Especificamente, não há como considerar apropriada a
comercialização de drogas lícitas em qualquer evento organizado ou
apoiado por entidades espíritas, bem como deve-se desincentivar a
arrecadação por meio de jogos de azar e sorteios de qualquer
espécie sob a justificativa financeira.
A
obtenção de recursos mediante a venda de produtos mediúnicos, como
pinturas e desenhos, não encontra uma aceitação plena, havendo
divisão de opiniões nesse sentido. A intenção é meritória,
porém os cuidados envolvidos nesse processo devem ser atentados.
Inicialmente, não se pode ter certeza de que se trata de
manifestação mediúnica e a comercialização de algo que não
corresponderia às expectativas do cliente pode ter implicações
jurídicas. Mesmo que fosse mediúnico, quando assinado por suposto
artista famoso, também poderiam ocorrer problemas legais.
A
comercialização de livros com conteúdo doutrinário distorcido
também contou com a reprovação da maioria dos dirigentes. Os
desafios financeiros podem fazer com que a casa espírita torne-se
mais permissiva quanto à qualidade das obras comercializadas em suas
respectivas livrarias, mas novamente evoca-se a responsabilidade
inerente ao cargo que todos os dirigentes deveriam ter com relação
à divulgação sincera e coerente dos princípios espíritas.

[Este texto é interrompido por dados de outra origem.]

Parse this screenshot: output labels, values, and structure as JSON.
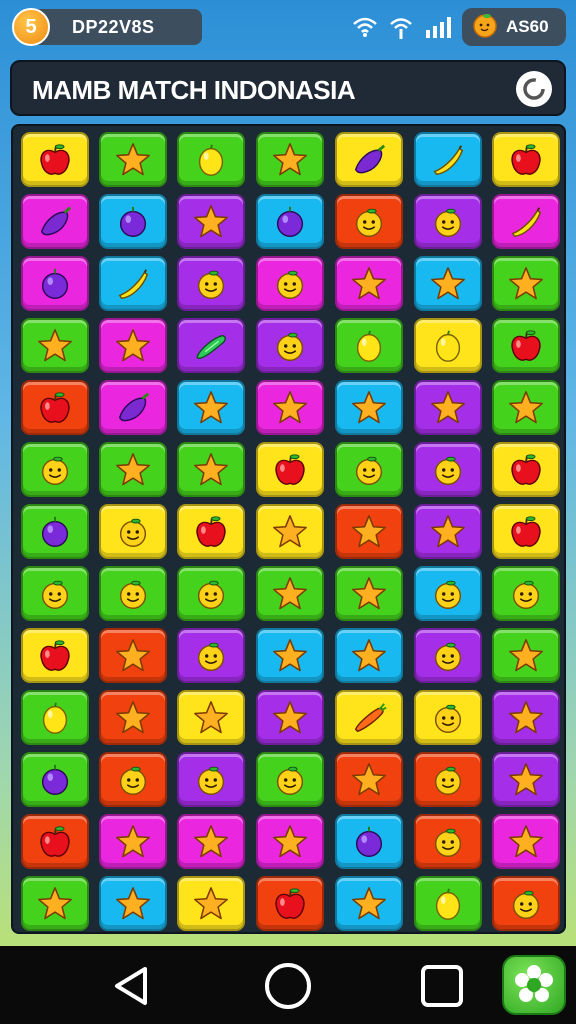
{
  "status": {
    "level": "5",
    "code": "DP22V8S",
    "coins": "AS60"
  },
  "header": {
    "title": "MAMB MATCH INDONASIA"
  },
  "colors": {
    "yellow": "#ffe41c",
    "green": "#44d21c",
    "magenta": "#ea26df",
    "blue": "#18b8f0",
    "red": "#f0410e",
    "purple": "#a52ee8"
  },
  "board": {
    "rows": [
      [
        [
          "yellow",
          "apple"
        ],
        [
          "green",
          "star"
        ],
        [
          "green",
          "lemon"
        ],
        [
          "green",
          "star"
        ],
        [
          "yellow",
          "eggplant"
        ],
        [
          "blue",
          "banana"
        ],
        [
          "yellow",
          "apple"
        ]
      ],
      [
        [
          "magenta",
          "eggplant"
        ],
        [
          "blue",
          "plum"
        ],
        [
          "purple",
          "star"
        ],
        [
          "blue",
          "plum"
        ],
        [
          "red",
          "face"
        ],
        [
          "purple",
          "face"
        ],
        [
          "magenta",
          "banana"
        ]
      ],
      [
        [
          "magenta",
          "plum"
        ],
        [
          "blue",
          "banana"
        ],
        [
          "purple",
          "face"
        ],
        [
          "magenta",
          "face"
        ],
        [
          "magenta",
          "star"
        ],
        [
          "blue",
          "star"
        ],
        [
          "green",
          "star"
        ]
      ],
      [
        [
          "green",
          "star"
        ],
        [
          "magenta",
          "star"
        ],
        [
          "purple",
          "cucumber"
        ],
        [
          "purple",
          "face"
        ],
        [
          "green",
          "lemon"
        ],
        [
          "yellow",
          "lemon"
        ],
        [
          "green",
          "apple"
        ]
      ],
      [
        [
          "red",
          "apple"
        ],
        [
          "magenta",
          "eggplant"
        ],
        [
          "blue",
          "star"
        ],
        [
          "magenta",
          "star"
        ],
        [
          "blue",
          "star"
        ],
        [
          "purple",
          "star"
        ],
        [
          "green",
          "star"
        ]
      ],
      [
        [
          "green",
          "face"
        ],
        [
          "green",
          "star"
        ],
        [
          "green",
          "star"
        ],
        [
          "yellow",
          "apple"
        ],
        [
          "green",
          "face"
        ],
        [
          "purple",
          "face"
        ],
        [
          "yellow",
          "apple"
        ]
      ],
      [
        [
          "green",
          "plum"
        ],
        [
          "yellow",
          "face"
        ],
        [
          "yellow",
          "apple"
        ],
        [
          "yellow",
          "star"
        ],
        [
          "red",
          "star"
        ],
        [
          "purple",
          "star"
        ],
        [
          "yellow",
          "apple"
        ]
      ],
      [
        [
          "green",
          "face"
        ],
        [
          "green",
          "face"
        ],
        [
          "green",
          "face"
        ],
        [
          "green",
          "star"
        ],
        [
          "green",
          "star"
        ],
        [
          "blue",
          "face"
        ],
        [
          "green",
          "face"
        ]
      ],
      [
        [
          "yellow",
          "apple"
        ],
        [
          "red",
          "star"
        ],
        [
          "purple",
          "face"
        ],
        [
          "blue",
          "star"
        ],
        [
          "blue",
          "star"
        ],
        [
          "purple",
          "face"
        ],
        [
          "green",
          "star"
        ]
      ],
      [
        [
          "green",
          "lemon"
        ],
        [
          "red",
          "star"
        ],
        [
          "yellow",
          "star"
        ],
        [
          "purple",
          "star"
        ],
        [
          "yellow",
          "carrot"
        ],
        [
          "yellow",
          "face"
        ],
        [
          "purple",
          "star"
        ]
      ],
      [
        [
          "green",
          "plum"
        ],
        [
          "red",
          "face"
        ],
        [
          "purple",
          "face"
        ],
        [
          "green",
          "face"
        ],
        [
          "red",
          "star"
        ],
        [
          "red",
          "face"
        ],
        [
          "purple",
          "star"
        ]
      ],
      [
        [
          "red",
          "apple"
        ],
        [
          "magenta",
          "star"
        ],
        [
          "magenta",
          "star"
        ],
        [
          "magenta",
          "star"
        ],
        [
          "blue",
          "plum"
        ],
        [
          "red",
          "face"
        ],
        [
          "magenta",
          "star"
        ]
      ],
      [
        [
          "green",
          "star"
        ],
        [
          "blue",
          "star"
        ],
        [
          "yellow",
          "star"
        ],
        [
          "red",
          "apple"
        ],
        [
          "blue",
          "star"
        ],
        [
          "green",
          "lemon"
        ],
        [
          "red",
          "face"
        ]
      ]
    ]
  },
  "navigation": {
    "icons": [
      "back-icon",
      "home-icon",
      "recents-icon",
      "flower-icon"
    ]
  }
}
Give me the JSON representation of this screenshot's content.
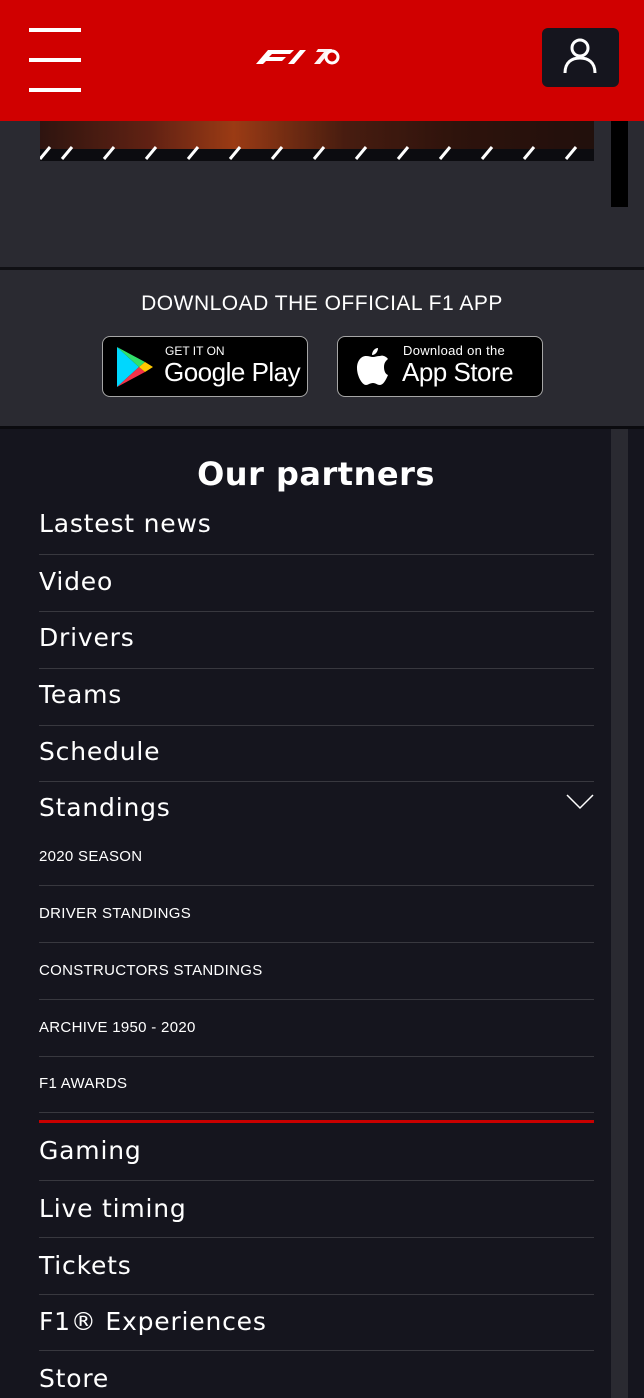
{
  "header": {
    "logo_icon": "f1-logo",
    "menu_icon": "hamburger-icon",
    "account_icon": "user-icon"
  },
  "app_download": {
    "title": "DOWNLOAD THE OFFICIAL F1 APP",
    "google": {
      "small": "GET IT ON",
      "big": "Google Play"
    },
    "apple": {
      "small": "Download on the",
      "big": "App Store"
    }
  },
  "menu": {
    "title": "Our partners",
    "items_top": [
      "Lastest news",
      "Video",
      "Drivers",
      "Teams",
      "Schedule",
      "Standings"
    ],
    "standings_sub": [
      "2020 SEASON",
      "DRIVER STANDINGS",
      "CONSTRUCTORS STANDINGS",
      "ARCHIVE 1950 - 2020",
      "F1 AWARDS"
    ],
    "items_bottom": [
      "Gaming",
      "Live timing",
      "Tickets",
      "F1® Experiences",
      "Store"
    ]
  },
  "colors": {
    "brand_red": "#d00000",
    "background": "#15151e",
    "panel": "#2a2a31"
  }
}
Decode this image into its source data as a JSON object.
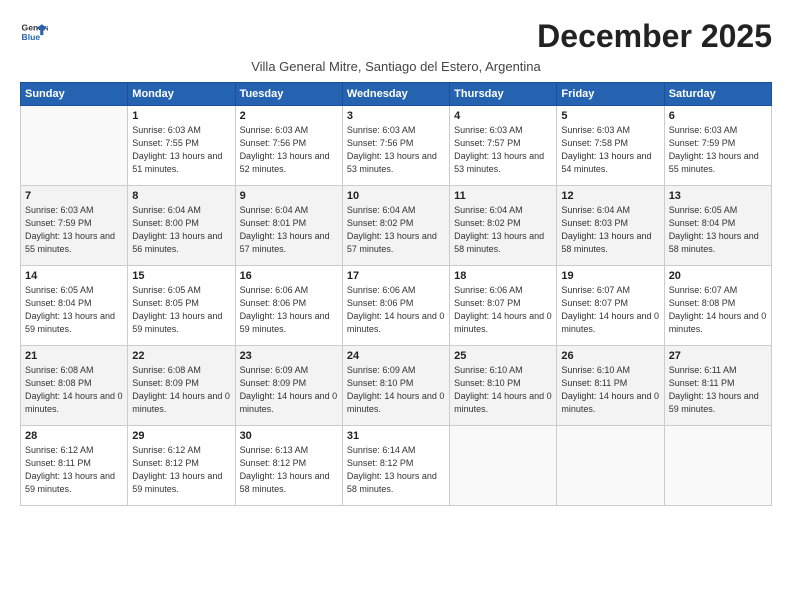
{
  "logo": {
    "general": "General",
    "blue": "Blue"
  },
  "title": "December 2025",
  "subtitle": "Villa General Mitre, Santiago del Estero, Argentina",
  "weekdays": [
    "Sunday",
    "Monday",
    "Tuesday",
    "Wednesday",
    "Thursday",
    "Friday",
    "Saturday"
  ],
  "weeks": [
    [
      {
        "day": "",
        "sunrise": "",
        "sunset": "",
        "daylight": ""
      },
      {
        "day": "1",
        "sunrise": "Sunrise: 6:03 AM",
        "sunset": "Sunset: 7:55 PM",
        "daylight": "Daylight: 13 hours and 51 minutes."
      },
      {
        "day": "2",
        "sunrise": "Sunrise: 6:03 AM",
        "sunset": "Sunset: 7:56 PM",
        "daylight": "Daylight: 13 hours and 52 minutes."
      },
      {
        "day": "3",
        "sunrise": "Sunrise: 6:03 AM",
        "sunset": "Sunset: 7:56 PM",
        "daylight": "Daylight: 13 hours and 53 minutes."
      },
      {
        "day": "4",
        "sunrise": "Sunrise: 6:03 AM",
        "sunset": "Sunset: 7:57 PM",
        "daylight": "Daylight: 13 hours and 53 minutes."
      },
      {
        "day": "5",
        "sunrise": "Sunrise: 6:03 AM",
        "sunset": "Sunset: 7:58 PM",
        "daylight": "Daylight: 13 hours and 54 minutes."
      },
      {
        "day": "6",
        "sunrise": "Sunrise: 6:03 AM",
        "sunset": "Sunset: 7:59 PM",
        "daylight": "Daylight: 13 hours and 55 minutes."
      }
    ],
    [
      {
        "day": "7",
        "sunrise": "Sunrise: 6:03 AM",
        "sunset": "Sunset: 7:59 PM",
        "daylight": "Daylight: 13 hours and 55 minutes."
      },
      {
        "day": "8",
        "sunrise": "Sunrise: 6:04 AM",
        "sunset": "Sunset: 8:00 PM",
        "daylight": "Daylight: 13 hours and 56 minutes."
      },
      {
        "day": "9",
        "sunrise": "Sunrise: 6:04 AM",
        "sunset": "Sunset: 8:01 PM",
        "daylight": "Daylight: 13 hours and 57 minutes."
      },
      {
        "day": "10",
        "sunrise": "Sunrise: 6:04 AM",
        "sunset": "Sunset: 8:02 PM",
        "daylight": "Daylight: 13 hours and 57 minutes."
      },
      {
        "day": "11",
        "sunrise": "Sunrise: 6:04 AM",
        "sunset": "Sunset: 8:02 PM",
        "daylight": "Daylight: 13 hours and 58 minutes."
      },
      {
        "day": "12",
        "sunrise": "Sunrise: 6:04 AM",
        "sunset": "Sunset: 8:03 PM",
        "daylight": "Daylight: 13 hours and 58 minutes."
      },
      {
        "day": "13",
        "sunrise": "Sunrise: 6:05 AM",
        "sunset": "Sunset: 8:04 PM",
        "daylight": "Daylight: 13 hours and 58 minutes."
      }
    ],
    [
      {
        "day": "14",
        "sunrise": "Sunrise: 6:05 AM",
        "sunset": "Sunset: 8:04 PM",
        "daylight": "Daylight: 13 hours and 59 minutes."
      },
      {
        "day": "15",
        "sunrise": "Sunrise: 6:05 AM",
        "sunset": "Sunset: 8:05 PM",
        "daylight": "Daylight: 13 hours and 59 minutes."
      },
      {
        "day": "16",
        "sunrise": "Sunrise: 6:06 AM",
        "sunset": "Sunset: 8:06 PM",
        "daylight": "Daylight: 13 hours and 59 minutes."
      },
      {
        "day": "17",
        "sunrise": "Sunrise: 6:06 AM",
        "sunset": "Sunset: 8:06 PM",
        "daylight": "Daylight: 14 hours and 0 minutes."
      },
      {
        "day": "18",
        "sunrise": "Sunrise: 6:06 AM",
        "sunset": "Sunset: 8:07 PM",
        "daylight": "Daylight: 14 hours and 0 minutes."
      },
      {
        "day": "19",
        "sunrise": "Sunrise: 6:07 AM",
        "sunset": "Sunset: 8:07 PM",
        "daylight": "Daylight: 14 hours and 0 minutes."
      },
      {
        "day": "20",
        "sunrise": "Sunrise: 6:07 AM",
        "sunset": "Sunset: 8:08 PM",
        "daylight": "Daylight: 14 hours and 0 minutes."
      }
    ],
    [
      {
        "day": "21",
        "sunrise": "Sunrise: 6:08 AM",
        "sunset": "Sunset: 8:08 PM",
        "daylight": "Daylight: 14 hours and 0 minutes."
      },
      {
        "day": "22",
        "sunrise": "Sunrise: 6:08 AM",
        "sunset": "Sunset: 8:09 PM",
        "daylight": "Daylight: 14 hours and 0 minutes."
      },
      {
        "day": "23",
        "sunrise": "Sunrise: 6:09 AM",
        "sunset": "Sunset: 8:09 PM",
        "daylight": "Daylight: 14 hours and 0 minutes."
      },
      {
        "day": "24",
        "sunrise": "Sunrise: 6:09 AM",
        "sunset": "Sunset: 8:10 PM",
        "daylight": "Daylight: 14 hours and 0 minutes."
      },
      {
        "day": "25",
        "sunrise": "Sunrise: 6:10 AM",
        "sunset": "Sunset: 8:10 PM",
        "daylight": "Daylight: 14 hours and 0 minutes."
      },
      {
        "day": "26",
        "sunrise": "Sunrise: 6:10 AM",
        "sunset": "Sunset: 8:11 PM",
        "daylight": "Daylight: 14 hours and 0 minutes."
      },
      {
        "day": "27",
        "sunrise": "Sunrise: 6:11 AM",
        "sunset": "Sunset: 8:11 PM",
        "daylight": "Daylight: 13 hours and 59 minutes."
      }
    ],
    [
      {
        "day": "28",
        "sunrise": "Sunrise: 6:12 AM",
        "sunset": "Sunset: 8:11 PM",
        "daylight": "Daylight: 13 hours and 59 minutes."
      },
      {
        "day": "29",
        "sunrise": "Sunrise: 6:12 AM",
        "sunset": "Sunset: 8:12 PM",
        "daylight": "Daylight: 13 hours and 59 minutes."
      },
      {
        "day": "30",
        "sunrise": "Sunrise: 6:13 AM",
        "sunset": "Sunset: 8:12 PM",
        "daylight": "Daylight: 13 hours and 58 minutes."
      },
      {
        "day": "31",
        "sunrise": "Sunrise: 6:14 AM",
        "sunset": "Sunset: 8:12 PM",
        "daylight": "Daylight: 13 hours and 58 minutes."
      },
      {
        "day": "",
        "sunrise": "",
        "sunset": "",
        "daylight": ""
      },
      {
        "day": "",
        "sunrise": "",
        "sunset": "",
        "daylight": ""
      },
      {
        "day": "",
        "sunrise": "",
        "sunset": "",
        "daylight": ""
      }
    ]
  ]
}
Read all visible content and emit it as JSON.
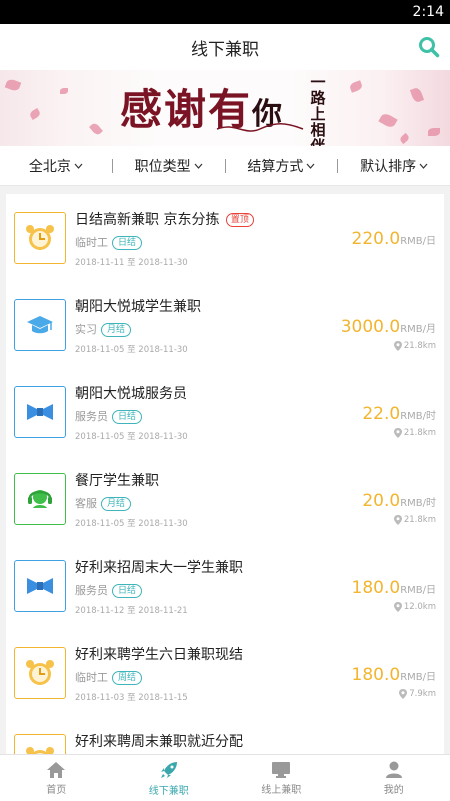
{
  "status": {
    "time": "2:14"
  },
  "header": {
    "title": "线下兼职"
  },
  "banner": {
    "main": "感谢有",
    "small": "你",
    "vertical": "一路上相伴"
  },
  "filters": [
    {
      "label": "全北京"
    },
    {
      "label": "职位类型"
    },
    {
      "label": "结算方式"
    },
    {
      "label": "默认排序"
    }
  ],
  "jobs": [
    {
      "title": "日结高新兼职 京东分拣",
      "badge": "置顶",
      "type": "临时工",
      "settle": "日结",
      "date": "2018-11-11 至 2018-11-30",
      "price": "220.0",
      "unit": "RMB/日",
      "distance": "",
      "icon": "alarm-clock-icon",
      "color": "#f2b52f"
    },
    {
      "title": "朝阳大悦城学生兼职",
      "badge": "",
      "type": "实习",
      "settle": "月结",
      "date": "2018-11-05 至 2018-11-30",
      "price": "3000.0",
      "unit": "RMB/月",
      "distance": "21.8km",
      "icon": "graduation-cap-icon",
      "color": "#3da1e3"
    },
    {
      "title": "朝阳大悦城服务员",
      "badge": "",
      "type": "服务员",
      "settle": "日结",
      "date": "2018-11-05 至 2018-11-30",
      "price": "22.0",
      "unit": "RMB/时",
      "distance": "21.8km",
      "icon": "bow-tie-icon",
      "color": "#3da1e3"
    },
    {
      "title": "餐厅学生兼职",
      "badge": "",
      "type": "客服",
      "settle": "月结",
      "date": "2018-11-05 至 2018-11-30",
      "price": "20.0",
      "unit": "RMB/时",
      "distance": "21.8km",
      "icon": "headset-icon",
      "color": "#3fbf4a"
    },
    {
      "title": "好利来招周末大一学生兼职",
      "badge": "",
      "type": "服务员",
      "settle": "日结",
      "date": "2018-11-12 至 2018-11-21",
      "price": "180.0",
      "unit": "RMB/日",
      "distance": "12.0km",
      "icon": "bow-tie-icon",
      "color": "#3da1e3"
    },
    {
      "title": "好利来聘学生六日兼职现结",
      "badge": "",
      "type": "临时工",
      "settle": "周结",
      "date": "2018-11-03 至 2018-11-15",
      "price": "180.0",
      "unit": "RMB/日",
      "distance": "7.9km",
      "icon": "alarm-clock-icon",
      "color": "#f2b52f"
    },
    {
      "title": "好利来聘周末兼职就近分配",
      "badge": "",
      "type": "",
      "settle": "",
      "date": "",
      "price": "",
      "unit": "",
      "distance": "",
      "icon": "alarm-clock-icon",
      "color": "#f2b52f"
    }
  ],
  "tabbar": [
    {
      "label": "首页",
      "icon": "home-icon"
    },
    {
      "label": "线下兼职",
      "icon": "rocket-icon",
      "active": true
    },
    {
      "label": "线上兼职",
      "icon": "monitor-icon"
    },
    {
      "label": "我的",
      "icon": "user-icon"
    }
  ],
  "colors": {
    "accent": "#3aa7ad",
    "price": "#f2b52f",
    "hot": "#e8423b"
  }
}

Alguns, irresponsavelmente, optam
pelo discurso de que tudo deve ser vendido na casa espírita e
caberia ao leitor separar o joio do trigo. Como assevera Herculano
Pires:
É legitima caridade repelir
todas essas fantasias em nome da verdade, mesmo que isso magoe alguns
companheiros iludidos. A tolerância comodista dos que veem o erro e
se calam é crime que terá de ser pago no futuro. Quem compactua com
o erro para não criar problemas está, sem o saber, enleando-se nas
teias sombrias da mentira, compromissando-se com os mentirosos.